Vorliegend ist ein Fall der §§ 35, 36 AsylVfG nicht gegeben. Es handelt sich vielmehr um einen sonstigen Fall nach § 38 AsylVfG. Das erkennende Gericht ist mit dem VG Neustadt a.W. (Beschl. v. 05.02.2001 – 7 L 2938/00 -, InfAuslR 2001, 203, 204) der Auffassung, dass eine Anwendung der §§ 34 Abs. 1, 38 Abs. 2 AsylVfG nicht deshalb unzulässig ist, weil die isolierte Abschiebungsandrohung eine Entscheidung zur Asylberechtigung nicht trifft (so aber VG Leipzig, Beschl. v. 13.01.2000 – 6 A 31146/99.A –, Juris). § 38 Abs. 1 AsylVfG setzt weder seinem Wortlaut noch nach seinem Zweck voraus, dass die Verfügung der Ausreisefrist in dem selben Bescheid erfolgt, in dem eine Entscheidung über den Asylantrag getroffen wird. Voraussetzung ist vielmehr, dass der Asylbewerber vom Bundesamt nicht als Asylberechtigter anerkannt wird sowie, dass der Asylantrag nicht als offensichtlich unbegründet oder unbeachtlich abgelehnt wurde.
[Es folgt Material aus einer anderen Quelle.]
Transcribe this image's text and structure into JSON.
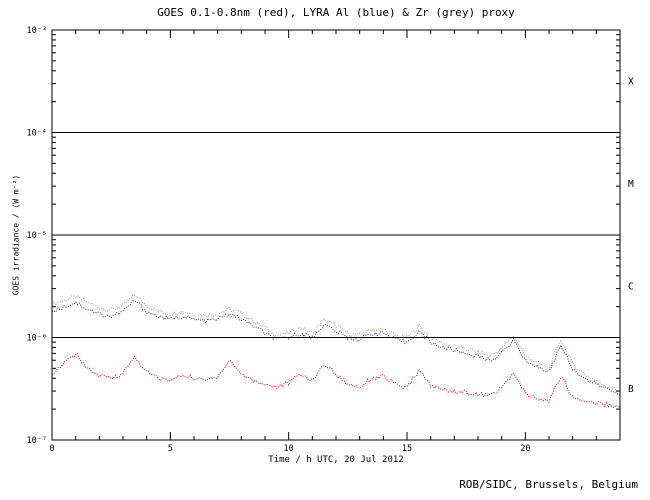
{
  "footer": {
    "credit": "ROB/SIDC, Brussels, Belgium"
  },
  "chart_data": {
    "type": "line",
    "title": "GOES 0.1-0.8nm (red), LYRA Al (blue) & Zr (grey) proxy",
    "xlabel": "Time / h UTC, 20 Jul 2012",
    "ylabel": "GOES irradiance / (W m⁻²)",
    "xlim": [
      0,
      24
    ],
    "log_range": [
      -7,
      -3
    ],
    "grid": false,
    "legend_position": "none",
    "x_major_ticks": [
      0,
      5,
      10,
      15,
      20
    ],
    "x_minor_step": 1,
    "y_decade_labels": [
      {
        "log": -3,
        "label": "10⁻³"
      },
      {
        "log": -4,
        "label": "10⁻⁴"
      },
      {
        "log": -5,
        "label": "10⁻⁵"
      },
      {
        "log": -6,
        "label": "10⁻⁶"
      },
      {
        "log": -7,
        "label": "10⁻⁷"
      }
    ],
    "threshold_lines_log": [
      -4,
      -5,
      -6
    ],
    "flare_classes": [
      {
        "label": "X",
        "log_mid": -3.5
      },
      {
        "label": "M",
        "log_mid": -4.5
      },
      {
        "label": "C",
        "log_mid": -5.5
      },
      {
        "label": "B",
        "log_mid": -6.5
      }
    ],
    "x": [
      0,
      0.5,
      1,
      1.5,
      2,
      2.5,
      3,
      3.5,
      4,
      4.5,
      5,
      5.5,
      6,
      6.5,
      7,
      7.5,
      8,
      8.5,
      9,
      9.5,
      10,
      10.5,
      11,
      11.5,
      12,
      12.5,
      13,
      13.5,
      14,
      14.5,
      15,
      15.5,
      16,
      16.5,
      17,
      17.5,
      18,
      18.5,
      19,
      19.5,
      20,
      20.5,
      21,
      21.5,
      22,
      22.5,
      23,
      23.5,
      24
    ],
    "series": [
      {
        "name": "LYRA Zr proxy",
        "color": "#9a9a9a",
        "y": [
          2.1e-06,
          2.3e-06,
          2.5e-06,
          2.2e-06,
          1.95e-06,
          1.85e-06,
          2.05e-06,
          2.6e-06,
          2.05e-06,
          1.8e-06,
          1.7e-06,
          1.8e-06,
          1.7e-06,
          1.65e-06,
          1.7e-06,
          1.9e-06,
          1.7e-06,
          1.45e-06,
          1.25e-06,
          1.05e-06,
          1.1e-06,
          1.25e-06,
          1.1e-06,
          1.5e-06,
          1.3e-06,
          1.1e-06,
          1.05e-06,
          1.2e-06,
          1.2e-06,
          1.05e-06,
          1e-06,
          1.3e-06,
          1e-06,
          8.8e-07,
          8.2e-07,
          7.7e-07,
          7.2e-07,
          6.6e-07,
          7.8e-07,
          1.05e-06,
          6.6e-07,
          5.7e-07,
          5e-07,
          9.5e-07,
          5.5e-07,
          4.4e-07,
          3.8e-07,
          3.3e-07,
          3e-07
        ]
      },
      {
        "name": "LYRA Al proxy",
        "color": "#2a2ab0",
        "y": [
          1.8e-06,
          2e-06,
          2.2e-06,
          1.9e-06,
          1.7e-06,
          1.6e-06,
          1.8e-06,
          2.3e-06,
          1.8e-06,
          1.6e-06,
          1.5e-06,
          1.6e-06,
          1.5e-06,
          1.45e-06,
          1.5e-06,
          1.7e-06,
          1.5e-06,
          1.3e-06,
          1.1e-06,
          9.5e-07,
          1e-06,
          1.1e-06,
          1e-06,
          1.35e-06,
          1.15e-06,
          1e-06,
          9.5e-07,
          1.1e-06,
          1.1e-06,
          9.5e-07,
          9e-07,
          1.15e-06,
          9e-07,
          8e-07,
          7.5e-07,
          7e-07,
          6.5e-07,
          6e-07,
          7e-07,
          9.5e-07,
          6e-07,
          5.2e-07,
          4.6e-07,
          8.5e-07,
          5e-07,
          4e-07,
          3.5e-07,
          3.1e-07,
          2.8e-07
        ]
      },
      {
        "name": "GOES 0.1-0.8nm",
        "color": "#cc0000",
        "y": [
          4.5e-07,
          5.5e-07,
          7e-07,
          5e-07,
          4.2e-07,
          4e-07,
          4.5e-07,
          6.5e-07,
          4.6e-07,
          4e-07,
          3.8e-07,
          4.3e-07,
          4e-07,
          3.8e-07,
          4.2e-07,
          6e-07,
          4.4e-07,
          3.8e-07,
          3.5e-07,
          3.3e-07,
          3.6e-07,
          4.4e-07,
          3.8e-07,
          5.5e-07,
          4.4e-07,
          3.5e-07,
          3.3e-07,
          4e-07,
          4.2e-07,
          3.5e-07,
          3.2e-07,
          4.8e-07,
          3.4e-07,
          3.1e-07,
          3e-07,
          2.9e-07,
          2.8e-07,
          2.7e-07,
          3.2e-07,
          4.5e-07,
          2.8e-07,
          2.5e-07,
          2.4e-07,
          4.2e-07,
          2.6e-07,
          2.4e-07,
          2.3e-07,
          2.2e-07,
          2.1e-07
        ]
      }
    ]
  }
}
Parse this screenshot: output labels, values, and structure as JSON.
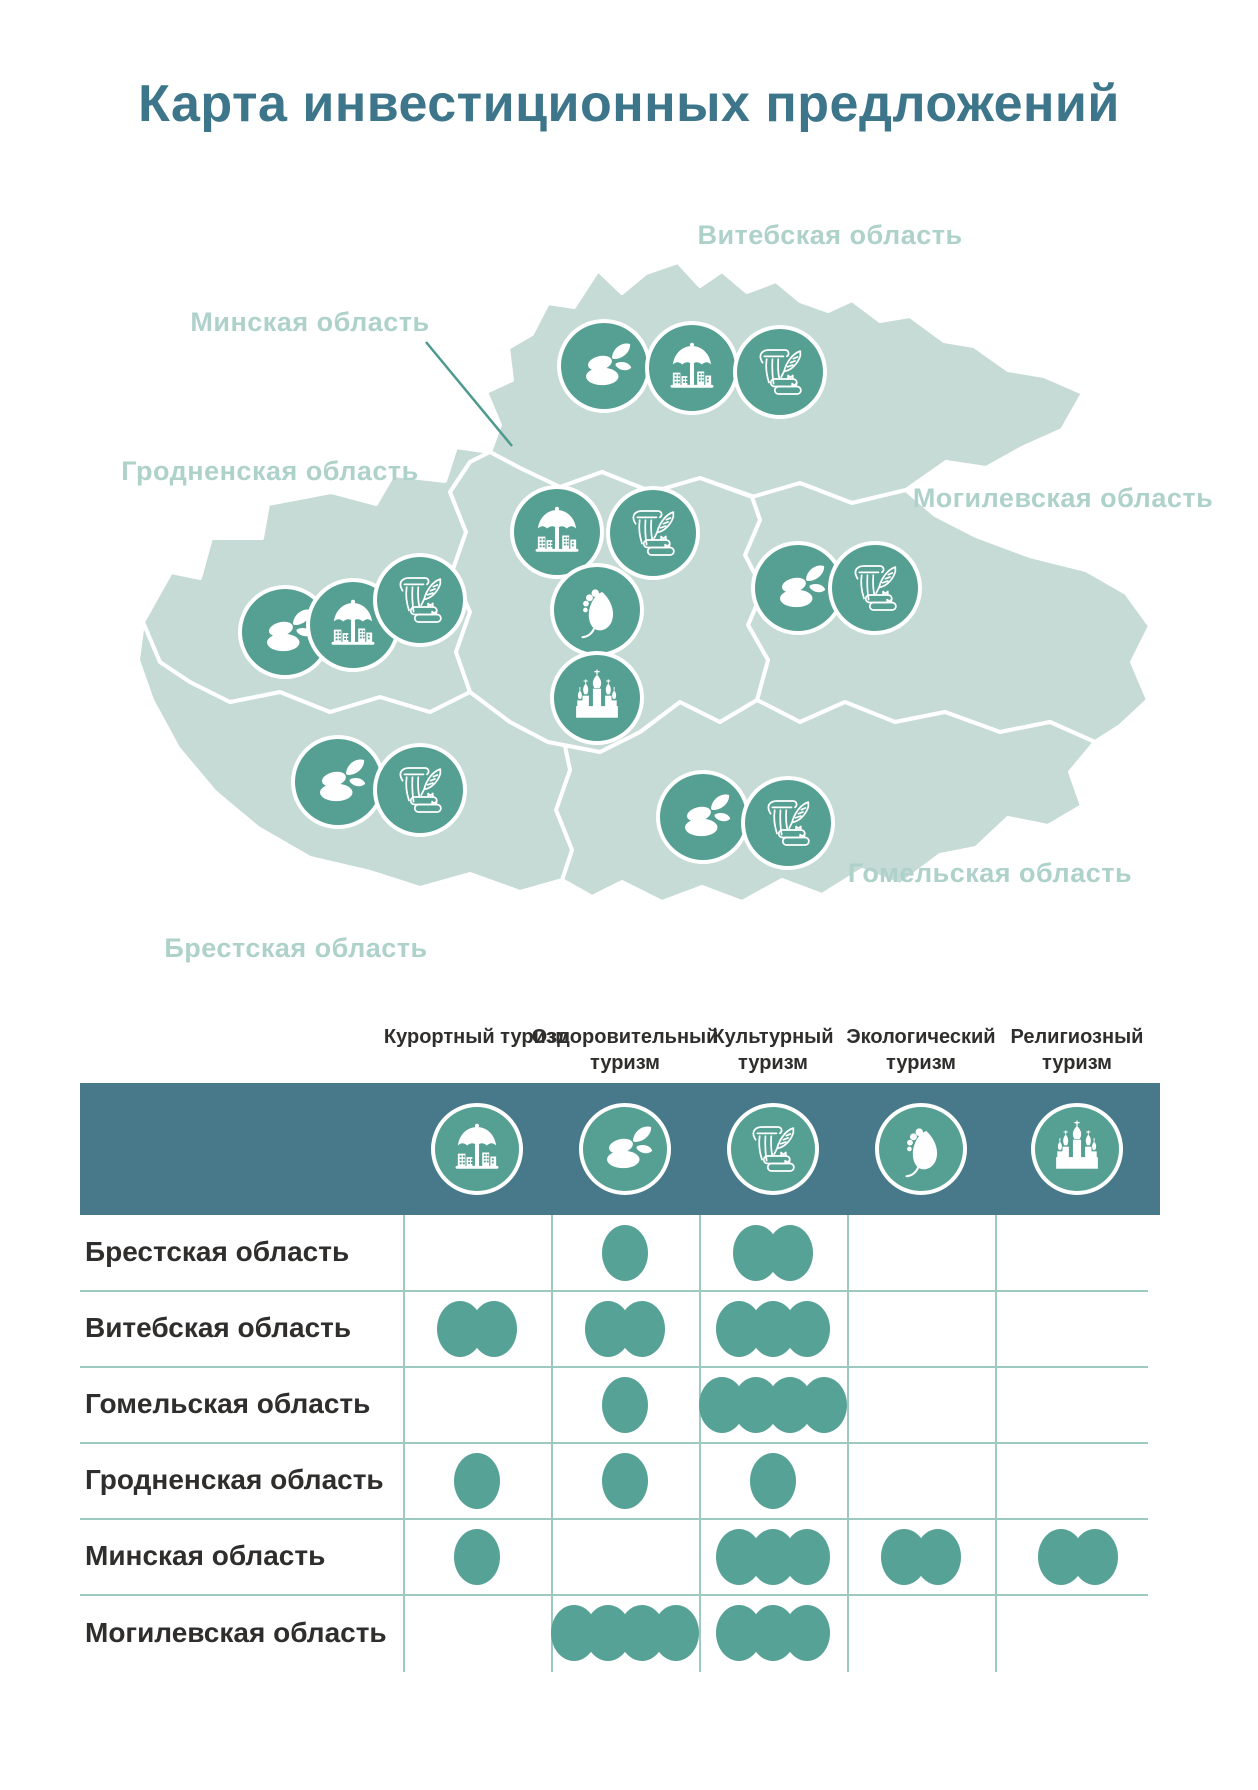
{
  "title": "Карта инвестиционных предложений",
  "map": {
    "region_labels": {
      "vitebsk": "Витебская область",
      "minsk": "Минская область",
      "grodno": "Гродненская область",
      "mogilev": "Могилевская область",
      "gomel": "Гомельская область",
      "brest": "Брестская область"
    },
    "markers": {
      "vitebsk": [
        "health",
        "resort",
        "culture"
      ],
      "minsk": [
        "resort",
        "culture",
        "eco",
        "religion"
      ],
      "grodno": [
        "health",
        "resort",
        "culture"
      ],
      "mogilev": [
        "health",
        "culture"
      ],
      "brest": [
        "health",
        "culture"
      ],
      "gomel": [
        "health",
        "culture"
      ]
    }
  },
  "tourism_types": [
    {
      "id": "resort",
      "label": "Курортный туризм"
    },
    {
      "id": "health",
      "label": "Оздоровительный туризм"
    },
    {
      "id": "culture",
      "label": "Культурный туризм"
    },
    {
      "id": "eco",
      "label": "Экологический туризм"
    },
    {
      "id": "religion",
      "label": "Религиозный туризм"
    }
  ],
  "chart_data": {
    "type": "table",
    "title": "Карта инвестиционных предложений",
    "columns": [
      "Курортный туризм",
      "Оздоровительный туризм",
      "Культурный туризм",
      "Экологический туризм",
      "Религиозный туризм"
    ],
    "rows": [
      {
        "region": "Брестская область",
        "values": [
          0,
          1,
          2,
          0,
          0
        ]
      },
      {
        "region": "Витебская область",
        "values": [
          2,
          2,
          3,
          0,
          0
        ]
      },
      {
        "region": "Гомельская область",
        "values": [
          0,
          1,
          4,
          0,
          0
        ]
      },
      {
        "region": "Гродненская область",
        "values": [
          1,
          1,
          1,
          0,
          0
        ]
      },
      {
        "region": "Минская область",
        "values": [
          1,
          0,
          3,
          2,
          2
        ]
      },
      {
        "region": "Могилевская область",
        "values": [
          0,
          4,
          3,
          0,
          0
        ]
      }
    ]
  },
  "colors": {
    "title": "#3d758a",
    "map_fill": "#c6dbd5",
    "map_label": "#aed2ca",
    "icon_circle": "#55a093",
    "header_band": "#48798b",
    "table_line": "#9ccac1",
    "dot": "#57a296",
    "text_dark": "#2f2e2d"
  }
}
Es bedarf daher nicht einer analogen Anwendung des § 39 Abs. 1 AsylVfG. Die analoge Anwendung des § 39 AsylVfG (VG Düsseldorf, Beschl. v. 23.07.2003 – 21 L 2528/03.A -; VG Leipzig, Beschl. v. 20.08.2002 – 4 A 30476/02.A. -; VG Wiesbaden, Beschl. v. 27.09.2001 – 6 G 1793/01.A -, alle zit. nach Juris) wird mit dem vielfach als unbillig empfundenen Ergebnis, dass im vorliegenden Fall der Klage aufschiebende Wirkung zukommt, während im Fall des Asylbewerbers, dessen zunächst vom Bundesamt zuerkannte Asylberechtigung vom Verwaltungsgericht aufgehoben wurde, eine solche aufschiebende Wirkung nicht besteht, gerechtfertigt. Im Wege eines Erst-Recht-Schlusses wird daher die analoge Anwendung des § 39 Abs. 1 AsylVfG bejaht. Diese „Schieflage“ verkennt auch das Gericht nicht. Dennoch ist für die analoge Anwendung des § 39 AsylVfG kein Raum. Wie bereits oben dargelegt fehlt es an einer Regelungslücke. Die §§ 34 Abs. 1, 38 Abs. 1 AsylVfG sind ohne weiteres anwendbar. Das als unbillig empfundene Ergebnis ist nicht Resultat einer Regelungslücke, sondern des Absehens vom Erlass einer Abschiebungsandrohung durch das Bundesamt. Dazu ist das Bundesamt jedoch nicht verpflichtet. Nur für diesen Fall könne von einer Regelungslücke ausgegangen werden. Aus den dargelegten Gründen folgt das Gericht auch nicht dem VG Aachen (Beschl. v. 26. Febr. 2003 – 4 L 166/03.A -, zit. nach Juris), das weder § 38 noch § 39 AsylVfG anwenden will.
Die Kostenentscheidung folgt aus den §§ 154 Abs. 1 VwGO, 83b AsylVfG.